Some challenges and drawbacks of story point estimation in the Scrum process include:

  • Subjectivity and bias: The process of assigning points to user stories can be subjective and may be influenced by personal biases. This can lead to inconsistency and disagreement within the team.

  • Loss of focus on the user's needs: By focusing on estimating the size and complexity of user stories, teams may lose sight of the user's needs and goals. This can lead to a lack of alignment between the team's work and the user's expectations.

  • Misuse and over-reliance on points: Teams may misuse or over-rely on points, using them as a measure of individual or team performance rather than as a tool for forecasting and planning. This can lead to unhealthy competition and a lack of focus on the team's goals.

Pointing Poker

Pointing poker is a tool that teams can use to estimate story points. It is a collaborative, game-like method for teams to estimate the effort required for user stories. In pointing poker, each team member is given a deck of cards with numbers on them, representing different levels of effort. The team discusses the user story and each member privately selects a card to represent their estimate. The cards are then revealed, and the team discusses any differences in the estimates and reaches a consensus on the final estimate.

Using pointing poker for story point estimation has several advantages. First, it is a collaborative process, which helps to ensure that all team members have a shared understanding of the user story and the effort required to complete it. Second, it can help to reduce bias and ensure that estimates are based on objective criteria, rather than individual opinions. Third, it is a quick and efficient way to estimate story points, which can help teams to plan and prioritize their work effectively. Overall, pointing poker is a useful tool for teams that use Scrum to manage their projects.

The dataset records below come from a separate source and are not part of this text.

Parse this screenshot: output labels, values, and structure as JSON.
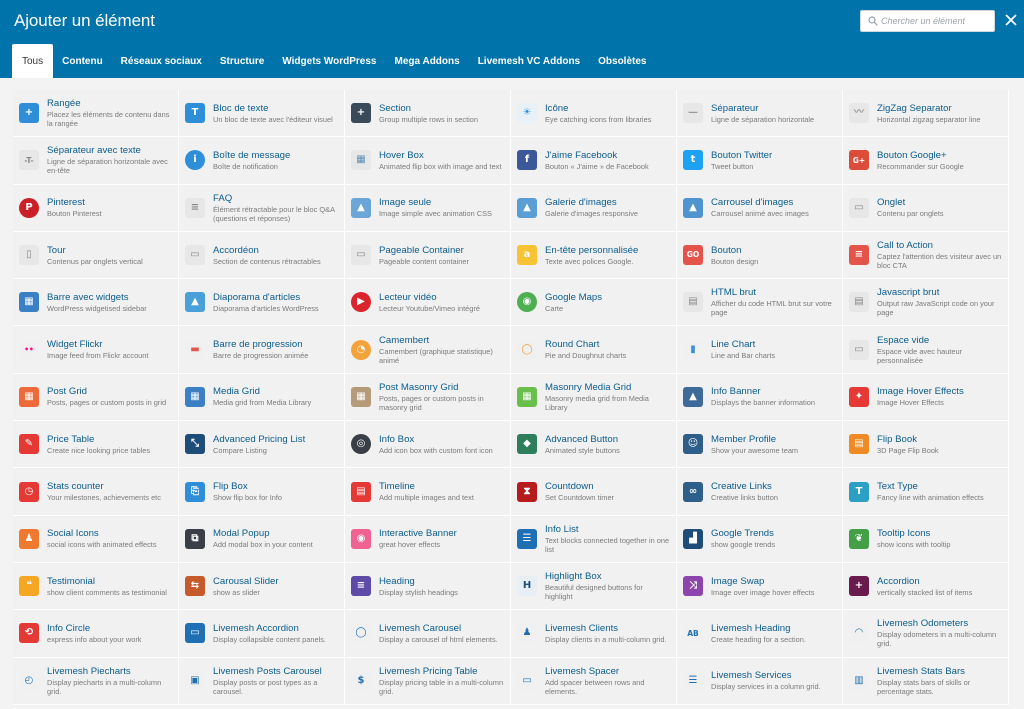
{
  "dialog": {
    "title": "Ajouter un élément",
    "search_placeholder": "Chercher un élément"
  },
  "tabs": [
    {
      "label": "Tous",
      "active": true
    },
    {
      "label": "Contenu"
    },
    {
      "label": "Réseaux sociaux"
    },
    {
      "label": "Structure"
    },
    {
      "label": "Widgets WordPress"
    },
    {
      "label": "Mega Addons"
    },
    {
      "label": "Livemesh VC Addons"
    },
    {
      "label": "Obsolètes"
    }
  ],
  "colors": {
    "header": "#0073aa",
    "link": "#0b5c8f"
  },
  "elements": [
    {
      "name": "Rangée",
      "desc": "Placez les éléments de contenu dans la rangée",
      "icon": "plus-icon",
      "glyph": "+",
      "color": "#2e8fd8"
    },
    {
      "name": "Bloc de texte",
      "desc": "Un bloc de texte avec l'éditeur visuel",
      "icon": "text-block-icon",
      "glyph": "T",
      "color": "#2e8fd8"
    },
    {
      "name": "Section",
      "desc": "Group multiple rows in section",
      "icon": "section-plus-icon",
      "glyph": "+",
      "color": "#3b4a58"
    },
    {
      "name": "Icône",
      "desc": "Eye catching icons from libraries",
      "icon": "sun-icon",
      "glyph": "☀",
      "color": "#e8f1f8",
      "fg": "#2e8fd8"
    },
    {
      "name": "Séparateur",
      "desc": "Ligne de séparation horizontale",
      "icon": "separator-icon",
      "glyph": "—",
      "color": "#e7e7e7",
      "fg": "#999"
    },
    {
      "name": "ZigZag Separator",
      "desc": "Horizontal zigzag separator line",
      "icon": "zigzag-icon",
      "glyph": "〰",
      "color": "#e7e7e7",
      "fg": "#999"
    },
    {
      "name": "Séparateur avec texte",
      "desc": "Ligne de séparation horizontale avec en-tête",
      "icon": "text-separator-icon",
      "glyph": "-T-",
      "color": "#e7e7e7",
      "fg": "#888"
    },
    {
      "name": "Boîte de message",
      "desc": "Boîte de notification",
      "icon": "info-icon",
      "glyph": "i",
      "color": "#2e8fd8",
      "round": true
    },
    {
      "name": "Hover Box",
      "desc": "Animated flip box with image and text",
      "icon": "hover-box-icon",
      "glyph": "▦",
      "color": "#e7e7e7",
      "fg": "#5a8fb8"
    },
    {
      "name": "J'aime Facebook",
      "desc": "Bouton « J'aime » de Facebook",
      "icon": "facebook-icon",
      "glyph": "f",
      "color": "#3b5998"
    },
    {
      "name": "Bouton Twitter",
      "desc": "Tweet button",
      "icon": "twitter-icon",
      "glyph": "t",
      "color": "#1da1f2"
    },
    {
      "name": "Bouton Google+",
      "desc": "Recommander sur Google",
      "icon": "google-plus-icon",
      "glyph": "G+",
      "color": "#dd4b39"
    },
    {
      "name": "Pinterest",
      "desc": "Bouton Pinterest",
      "icon": "pinterest-icon",
      "glyph": "P",
      "color": "#cb2027",
      "round": true
    },
    {
      "name": "FAQ",
      "desc": "Élément rétractable pour le bloc Q&A (questions et réponses)",
      "icon": "faq-icon",
      "glyph": "≡",
      "color": "#e7e7e7",
      "fg": "#888"
    },
    {
      "name": "Image seule",
      "desc": "Image simple avec animation CSS",
      "icon": "image-icon",
      "glyph": "▲",
      "color": "#6aa7d8"
    },
    {
      "name": "Galerie d'images",
      "desc": "Galerie d'images responsive",
      "icon": "gallery-icon",
      "glyph": "▲",
      "color": "#5b9ed6"
    },
    {
      "name": "Carrousel d'images",
      "desc": "Carrousel animé avec images",
      "icon": "carousel-icon",
      "glyph": "▲",
      "color": "#4f93cf"
    },
    {
      "name": "Onglet",
      "desc": "Contenu par onglets",
      "icon": "tab-icon",
      "glyph": "▭",
      "color": "#e7e7e7",
      "fg": "#888"
    },
    {
      "name": "Tour",
      "desc": "Contenus par onglets vertical",
      "icon": "tour-icon",
      "glyph": "▯",
      "color": "#e7e7e7",
      "fg": "#888"
    },
    {
      "name": "Accordéon",
      "desc": "Section de contenus rétractables",
      "icon": "accordion-icon",
      "glyph": "▭",
      "color": "#e7e7e7",
      "fg": "#888"
    },
    {
      "name": "Pageable Container",
      "desc": "Pageable content container",
      "icon": "pageable-icon",
      "glyph": "▭",
      "color": "#e7e7e7",
      "fg": "#888"
    },
    {
      "name": "En-tête personnalisée",
      "desc": "Texte avec polices Google.",
      "icon": "custom-heading-icon",
      "glyph": "a",
      "color": "#f7c233"
    },
    {
      "name": "Bouton",
      "desc": "Bouton design",
      "icon": "button-icon",
      "glyph": "GO",
      "color": "#e5544a"
    },
    {
      "name": "Call to Action",
      "desc": "Captez l'attention des visiteur avec un bloc CTA",
      "icon": "cta-icon",
      "glyph": "≡",
      "color": "#e5544a"
    },
    {
      "name": "Barre avec widgets",
      "desc": "WordPress widgetised sidebar",
      "icon": "widget-bar-icon",
      "glyph": "▦",
      "color": "#3b7fc4"
    },
    {
      "name": "Diaporama d'articles",
      "desc": "Diaporama d'articles WordPress",
      "icon": "post-slider-icon",
      "glyph": "▲",
      "color": "#4aa0d8"
    },
    {
      "name": "Lecteur vidéo",
      "desc": "Lecteur Youtube/Vimeo intégré",
      "icon": "video-icon",
      "glyph": "▶",
      "color": "#d9252b",
      "round": true
    },
    {
      "name": "Google Maps",
      "desc": "Carte",
      "icon": "maps-icon",
      "glyph": "◉",
      "color": "#4caf50",
      "round": true
    },
    {
      "name": "HTML brut",
      "desc": "Afficher du code HTML brut sur votre page",
      "icon": "raw-html-icon",
      "glyph": "▤",
      "color": "#e7e7e7",
      "fg": "#888"
    },
    {
      "name": "Javascript brut",
      "desc": "Output raw JavaScript code on your page",
      "icon": "raw-js-icon",
      "glyph": "▤",
      "color": "#e7e7e7",
      "fg": "#888"
    },
    {
      "name": "Widget Flickr",
      "desc": "Image feed from Flickr account",
      "icon": "flickr-icon",
      "glyph": "••",
      "color": "#f0f0f0",
      "fg": "#ff0084"
    },
    {
      "name": "Barre de progression",
      "desc": "Barre de progression animée",
      "icon": "progress-bar-icon",
      "glyph": "▬",
      "color": "#f0f0f0",
      "fg": "#e5544a"
    },
    {
      "name": "Camembert",
      "desc": "Camembert (graphique statistique) animé",
      "icon": "pie-chart-icon",
      "glyph": "◔",
      "color": "#f3a33a",
      "round": true
    },
    {
      "name": "Round Chart",
      "desc": "Pie and Doughnut charts",
      "icon": "round-chart-icon",
      "glyph": "◯",
      "color": "#f0f0f0",
      "fg": "#f39c35",
      "round": true
    },
    {
      "name": "Line Chart",
      "desc": "Line and Bar charts",
      "icon": "line-chart-icon",
      "glyph": "▮",
      "color": "#f0f0f0",
      "fg": "#3b8fd8"
    },
    {
      "name": "Espace vide",
      "desc": "Espace vide avec hauteur personnalisée",
      "icon": "empty-space-icon",
      "glyph": "▭",
      "color": "#e7e7e7",
      "fg": "#888"
    },
    {
      "name": "Post Grid",
      "desc": "Posts, pages or custom posts in grid",
      "icon": "post-grid-icon",
      "glyph": "▦",
      "color": "#ef6a3a"
    },
    {
      "name": "Media Grid",
      "desc": "Media grid from Media Library",
      "icon": "media-grid-icon",
      "glyph": "▦",
      "color": "#3b7fc4"
    },
    {
      "name": "Post Masonry Grid",
      "desc": "Posts, pages or custom posts in masonry grid",
      "icon": "masonry-grid-icon",
      "glyph": "▦",
      "color": "#b59b7a"
    },
    {
      "name": "Masonry Media Grid",
      "desc": "Masonry media grid from Media Library",
      "icon": "masonry-media-icon",
      "glyph": "▦",
      "color": "#6abf4b"
    },
    {
      "name": "Info Banner",
      "desc": "Displays the banner information",
      "icon": "banner-icon",
      "glyph": "▲",
      "color": "#3d6a99"
    },
    {
      "name": "Image Hover Effects",
      "desc": "Image Hover Effects",
      "icon": "magic-wand-icon",
      "glyph": "✦",
      "color": "#e53935"
    },
    {
      "name": "Price Table",
      "desc": "Create nice looking price tables",
      "icon": "price-table-icon",
      "glyph": "✎",
      "color": "#e53935"
    },
    {
      "name": "Advanced Pricing List",
      "desc": "Compare Listing",
      "icon": "pricing-list-icon",
      "glyph": "⤡",
      "color": "#1f4d7a"
    },
    {
      "name": "Info Box",
      "desc": "Add icon box with custom font icon",
      "icon": "info-box-icon",
      "glyph": "◎",
      "color": "#3a3f47",
      "round": true
    },
    {
      "name": "Advanced Button",
      "desc": "Animated style buttons",
      "icon": "tag-icon",
      "glyph": "◆",
      "color": "#2e7d5b"
    },
    {
      "name": "Member Profile",
      "desc": "Show your awesome team",
      "icon": "member-icon",
      "glyph": "☺",
      "color": "#2e5f8a"
    },
    {
      "name": "Flip Book",
      "desc": "3D Page Flip Book",
      "icon": "flip-book-icon",
      "glyph": "▤",
      "color": "#f08a24"
    },
    {
      "name": "Stats counter",
      "desc": "Your milestones, achievements etc",
      "icon": "counter-icon",
      "glyph": "◷",
      "color": "#e53935"
    },
    {
      "name": "Flip Box",
      "desc": "Show flip box for Info",
      "icon": "flip-box-icon",
      "glyph": "⎘",
      "color": "#2e8fd8"
    },
    {
      "name": "Timeline",
      "desc": "Add multiple images and text",
      "icon": "timeline-icon",
      "glyph": "▤",
      "color": "#e53935"
    },
    {
      "name": "Countdown",
      "desc": "Set Countdown timer",
      "icon": "hourglass-icon",
      "glyph": "⧗",
      "color": "#b71c1c"
    },
    {
      "name": "Creative Links",
      "desc": "Creative links button",
      "icon": "link-icon",
      "glyph": "∞",
      "color": "#2e5f8a"
    },
    {
      "name": "Text Type",
      "desc": "Fancy line with animation effects",
      "icon": "text-type-icon",
      "glyph": "T",
      "color": "#2c9fc4"
    },
    {
      "name": "Social Icons",
      "desc": "social icons with animated effects",
      "icon": "social-icon",
      "glyph": "♟",
      "color": "#ef7a2f"
    },
    {
      "name": "Modal Popup",
      "desc": "Add modal box in your content",
      "icon": "modal-icon",
      "glyph": "⧉",
      "color": "#3a3f47"
    },
    {
      "name": "Interactive Banner",
      "desc": "great hover effects",
      "icon": "eye-icon",
      "glyph": "◉",
      "color": "#f06292"
    },
    {
      "name": "Info List",
      "desc": "Text blocks connected together in one list",
      "icon": "list-icon",
      "glyph": "☰",
      "color": "#1f6fb4"
    },
    {
      "name": "Google Trends",
      "desc": "show google trends",
      "icon": "trends-icon",
      "glyph": "▟",
      "color": "#1f4d7a"
    },
    {
      "name": "Tooltip Icons",
      "desc": "show icons with tooltip",
      "icon": "leaf-icon",
      "glyph": "❦",
      "color": "#43a047"
    },
    {
      "name": "Testimonial",
      "desc": "show client comments as testimonial",
      "icon": "comment-icon",
      "glyph": "❝",
      "color": "#f5a623"
    },
    {
      "name": "Carousal Slider",
      "desc": "show as slider",
      "icon": "slider-icon",
      "glyph": "⇆",
      "color": "#c75a2a"
    },
    {
      "name": "Heading",
      "desc": "Display stylish headings",
      "icon": "heading-bars-icon",
      "glyph": "≡",
      "color": "#5e4ba8"
    },
    {
      "name": "Highlight Box",
      "desc": "Beautiful designed buttons for highlight",
      "icon": "highlight-icon",
      "glyph": "H",
      "color": "#e8eef5",
      "fg": "#1f4d7a"
    },
    {
      "name": "Image Swap",
      "desc": "Image over image hover effects",
      "icon": "shuffle-icon",
      "glyph": "⤨",
      "color": "#8e44ad"
    },
    {
      "name": "Accordion",
      "desc": "vertically stacked list of items",
      "icon": "plus-box-icon",
      "glyph": "+",
      "color": "#6a1b4d"
    },
    {
      "name": "Info Circle",
      "desc": "express info about your work",
      "icon": "info-circle-icon",
      "glyph": "⟲",
      "color": "#e53935"
    },
    {
      "name": "Livemesh Accordion",
      "desc": "Display collapsible content panels.",
      "icon": "lm-accordion-icon",
      "glyph": "▭",
      "color": "#1f6fb4"
    },
    {
      "name": "Livemesh Carousel",
      "desc": "Display a carousel of html elements.",
      "icon": "lm-carousel-icon",
      "glyph": "◯",
      "color": "#f0f0f0",
      "fg": "#1f6fb4"
    },
    {
      "name": "Livemesh Clients",
      "desc": "Display clients in a multi-column grid.",
      "icon": "lm-clients-icon",
      "glyph": "♟",
      "color": "#f0f0f0",
      "fg": "#1f6fb4"
    },
    {
      "name": "Livemesh Heading",
      "desc": "Create heading for a section.",
      "icon": "lm-heading-icon",
      "glyph": "AB",
      "color": "#f0f0f0",
      "fg": "#1f6fb4"
    },
    {
      "name": "Livemesh Odometers",
      "desc": "Display odometers in a multi-column grid.",
      "icon": "odometer-icon",
      "glyph": "◠",
      "color": "#f0f0f0",
      "fg": "#1f6fb4"
    },
    {
      "name": "Livemesh Piecharts",
      "desc": "Display piecharts in a multi-column grid.",
      "icon": "lm-piechart-icon",
      "glyph": "◴",
      "color": "#f0f0f0",
      "fg": "#1f6fb4"
    },
    {
      "name": "Livemesh Posts Carousel",
      "desc": "Display posts or post types as a carousel.",
      "icon": "lm-posts-carousel-icon",
      "glyph": "▣",
      "color": "#f0f0f0",
      "fg": "#1f6fb4"
    },
    {
      "name": "Livemesh Pricing Table",
      "desc": "Display pricing table in a multi-column grid.",
      "icon": "lm-pricing-icon",
      "glyph": "$",
      "color": "#f0f0f0",
      "fg": "#1f6fb4"
    },
    {
      "name": "Livemesh Spacer",
      "desc": "Add spacer between rows and elements.",
      "icon": "lm-spacer-icon",
      "glyph": "▭",
      "color": "#f0f0f0",
      "fg": "#1f6fb4"
    },
    {
      "name": "Livemesh Services",
      "desc": "Display services in a column grid.",
      "icon": "lm-services-icon",
      "glyph": "☰",
      "color": "#f0f0f0",
      "fg": "#1f6fb4"
    },
    {
      "name": "Livemesh Stats Bars",
      "desc": "Display stats bars of skills or percentage stats.",
      "icon": "lm-stats-bars-icon",
      "glyph": "▥",
      "color": "#f0f0f0",
      "fg": "#1f6fb4"
    }
  ]
}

One common anti-pattern in story point estimation is the use of a linear scale, where each story point represents a fixed amount of time or effort. This can be problematic because it ignores the inherent uncertainty and variability in software development, and can lead to unrealistic expectations and inaccurate estimates.

Another common anti-pattern is the use of velocities, which are the average number of story points completed in a sprint. This can be problematic because it can create pressure on teams to consistently deliver the same amount of work each sprint, which can lead to suboptimal decision making and reduced flexibility.

"Estimation is neither good or bad. If you can work effectively without estimation, then go ahead and do without it. If you think you need some estimates, then make sure you understand their role in decision making. If they are going to affect significant decisions then go ahead and make the best estimates you can. Above all be wary of anyone who tells you they are always needed, or never needed."

- Martin Fowler

Overall, it's important for teams to use story point estimation in a way that accurately reflects the inherent uncertainty and variability in software development, and to avoid common anti-patterns that can lead to unrealistic expectations and inaccurate estimates.